As the post notes, elite athletes race in Chamonix on Sunday. Laukli’s preparation this week, again per Strava, includes, well, a three-hour rollerski on Monday morning and a three-hour rollerski on Wednesday morning, before a 90-minute run today. There’s that balance again.

Finally, and turning to the standings, there have been three races held so far in this year’s Golden Trail World Series. There are five regular-season races remaining, plus the series finale in Switzerland in October. No matter how good Laukli’s current running fitness is (and while Laukli is a talent, she is also human and returning from injury), simple math underscores the extent to which she starts behind the eight ball vis-à-vis this year’s overall season title. This is a nine-race series that awards 200 points to the winner of each race; first place in the women’s field (Malen Osa of Spain, also a Salomon athlete) currently has 500 points; Laukli has zero. You can find full current standings here, under “results.”

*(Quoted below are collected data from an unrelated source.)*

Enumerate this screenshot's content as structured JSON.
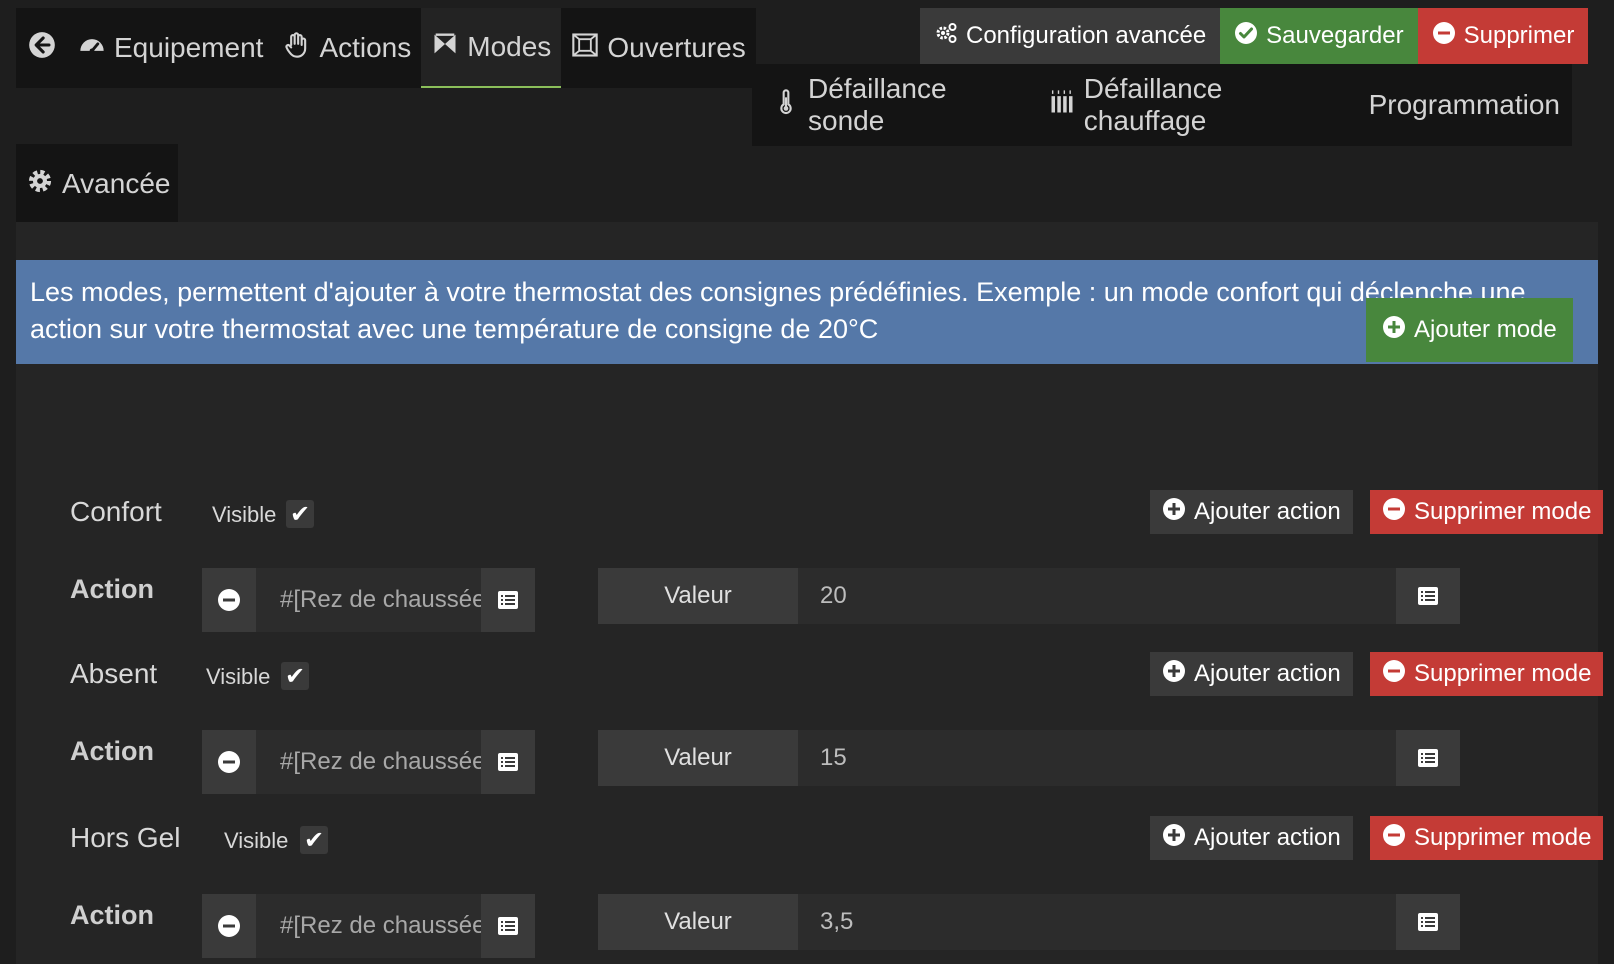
{
  "tabs": {
    "back_icon": "arrow-left-circle-icon",
    "equipement": "Equipement",
    "actions": "Actions",
    "modes": "Modes",
    "ouvertures": "Ouvertures",
    "defaillance_sonde": "Défaillance sonde",
    "defaillance_chauffage": "Défaillance chauffage",
    "programmation": "Programmation",
    "avancee": "Avancée",
    "active": "Modes"
  },
  "toolbar": {
    "config_label": "Configuration avancée",
    "save_label": "Sauvegarder",
    "delete_label": "Supprimer"
  },
  "info": {
    "text": "Les modes, permettent d'ajouter à votre thermostat des consignes prédéfinies. Exemple : un mode confort qui déclenche une action sur votre thermostat avec une température de consigne de 20°C",
    "add_mode_label": "Ajouter mode"
  },
  "modes": [
    {
      "name": "Confort",
      "visible_label": "Visible",
      "visible": true,
      "add_action_label": "Ajouter action",
      "delete_mode_label": "Supprimer mode",
      "action_label": "Action",
      "command": "#[Rez de chaussée",
      "value_label": "Valeur",
      "value": "20"
    },
    {
      "name": "Absent",
      "visible_label": "Visible",
      "visible": true,
      "add_action_label": "Ajouter action",
      "delete_mode_label": "Supprimer mode",
      "action_label": "Action",
      "command": "#[Rez de chaussée",
      "value_label": "Valeur",
      "value": "15"
    },
    {
      "name": "Hors Gel",
      "visible_label": "Visible",
      "visible": true,
      "add_action_label": "Ajouter action",
      "delete_mode_label": "Supprimer mode",
      "action_label": "Action",
      "command": "#[Rez de chaussée",
      "value_label": "Valeur",
      "value": "3,5"
    }
  ],
  "colors": {
    "background": "#1e1e1e",
    "tab_bar": "#141414",
    "info": "#5578a8",
    "success": "#48873d",
    "danger": "#c43b36",
    "neutral": "#3a3a3a",
    "active_tab_underline": "#8bbf5a"
  }
}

The flagship 42km race begins in Chamonix at 7:30 a.m. local time Sunday morning. Live coverage should be available through the Golden Trail page, either here or here, starting at 7 a.m. local time. Central European Time, or CET, is 10 hours ahead of Alaska and six hours ahead of the East Coast.

You’re reading this on Nordic Insights, one man’s labor of love dedicated to publicizing American nordic skiing. Last season’s GoFundMe is literally the only reason why I turned a profit in year one of Nordic Insights, and in turn the only reason why there is a year two of Nordic Insights for you to be reading now: I was okay with working for very little money to get this love letter to American cross-country skiing off the ground, but I didn’t want to lose money for the privilege of doing so. If you would like to support what remains a brutally shoestring operation, this season’s GoFundMe may be found here. Thank you for your consideration, and, especially, for reading.

1 COMMENT

  1. In the Laukli article, you don’t mention the work she’s doing with her Anker-Daehlie coach in the gym to reshape her body and get stronger, so to speak, and where that fits in the ski/run scenario. I assume you saw the very interesting NNF podcast.